Адъютант вышел; Морильо смотрел ему в хлипкую, чуть горбатую спину, сознательно и нарочно сжимая зубы; челюсть слегка дрожала.

В те же дни тюрьмы славного города Боготы переполнились патриотами. Новоприбывших запирали в монастыри. Тут-то и был расстрелян позорными пулями в спину эквадорский генерал Монтуфар, обезглавлен ученый Франсиско Хосе Кальдас, известный всем академиям, лабораториям и салонам великого Просвещения. За Кальдаса, друга Бонплана и Гумбольдта, было прошение. «Испания не нуждается в мудрецах», — ответствовал маршал Морильо. Вместе с доблестным Монтуфаром были убиты еще многие; трупы были повешены, затем четвертованы, и все это выброшено на попрание пьяным и хмурым солдатам.

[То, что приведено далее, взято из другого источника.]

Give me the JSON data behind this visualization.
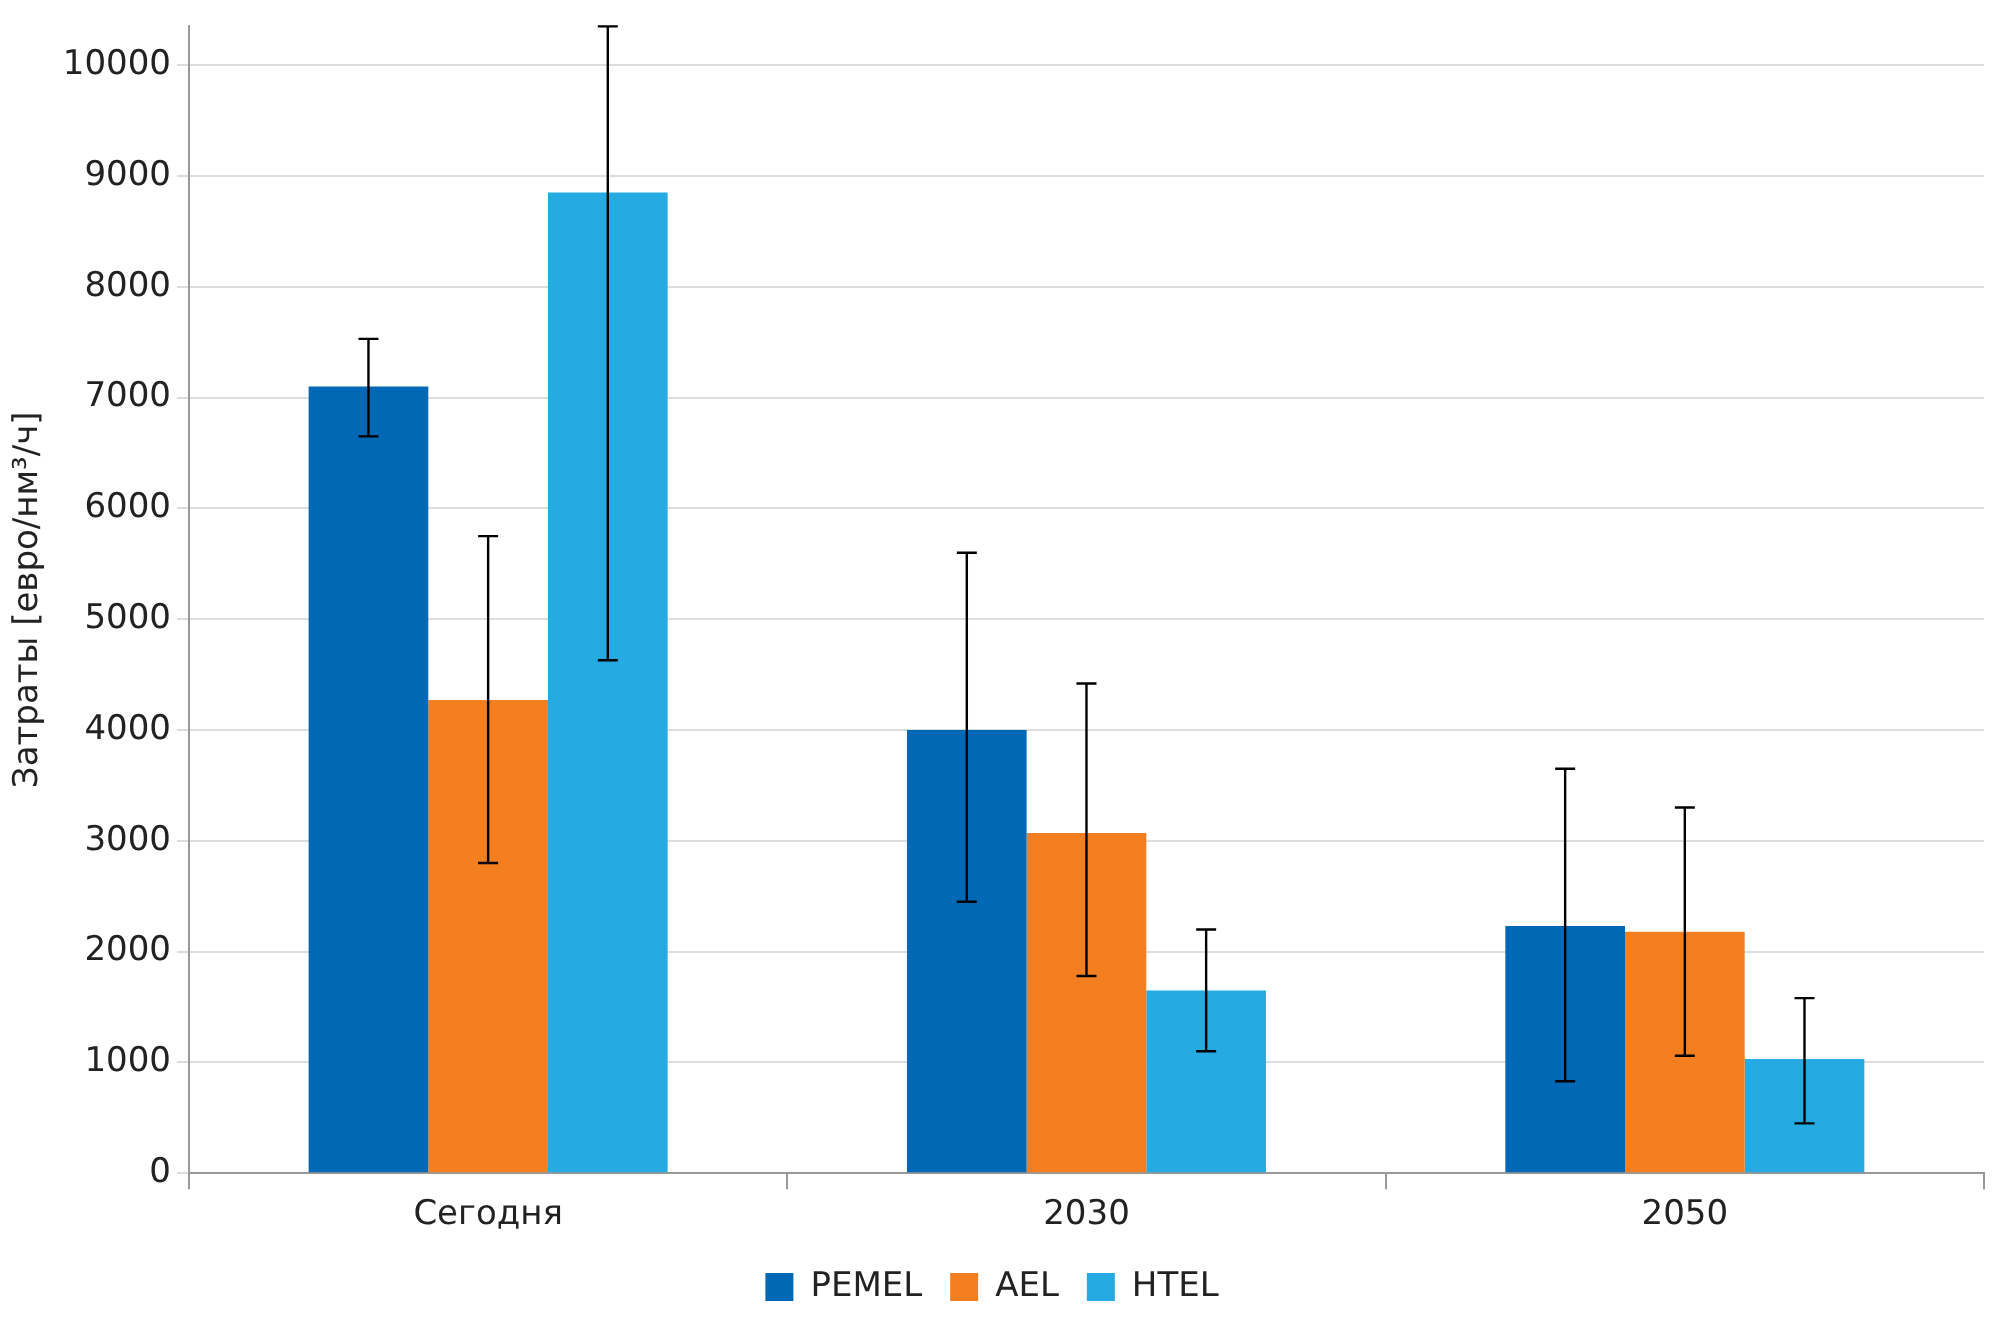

Всякий, кто мог читать и писать, подозревался в преступных действиях против короны; ему угрожала казнь. Стараясь не думать о льянос и обо всем прочем, Морильо с особым пылом обрушил кары на «докторов, которые всегда — зачинщики смуты». Это, как и обычно, было проще всего, но это не успокаивало. Он обнаружил, что засыпает ночами все хуже; днем хочется спать, стоит лечь — и в башке хрустальная, жаркая ясность, мелькание воспаленных мыслей, стремление их забыть или, наоборот, запомнить, утомление — и бредовый сон с погонями, кровью, мясом, пропастью и канатами, и гриппозное пробуждение, и надрывное желание вспомнить важные мысли, забытые перед сном, и воспоминание — и проклятья по поводу этих жалких, бессмысленных, вовсе ненужных мыслей, которые ночью казались важными.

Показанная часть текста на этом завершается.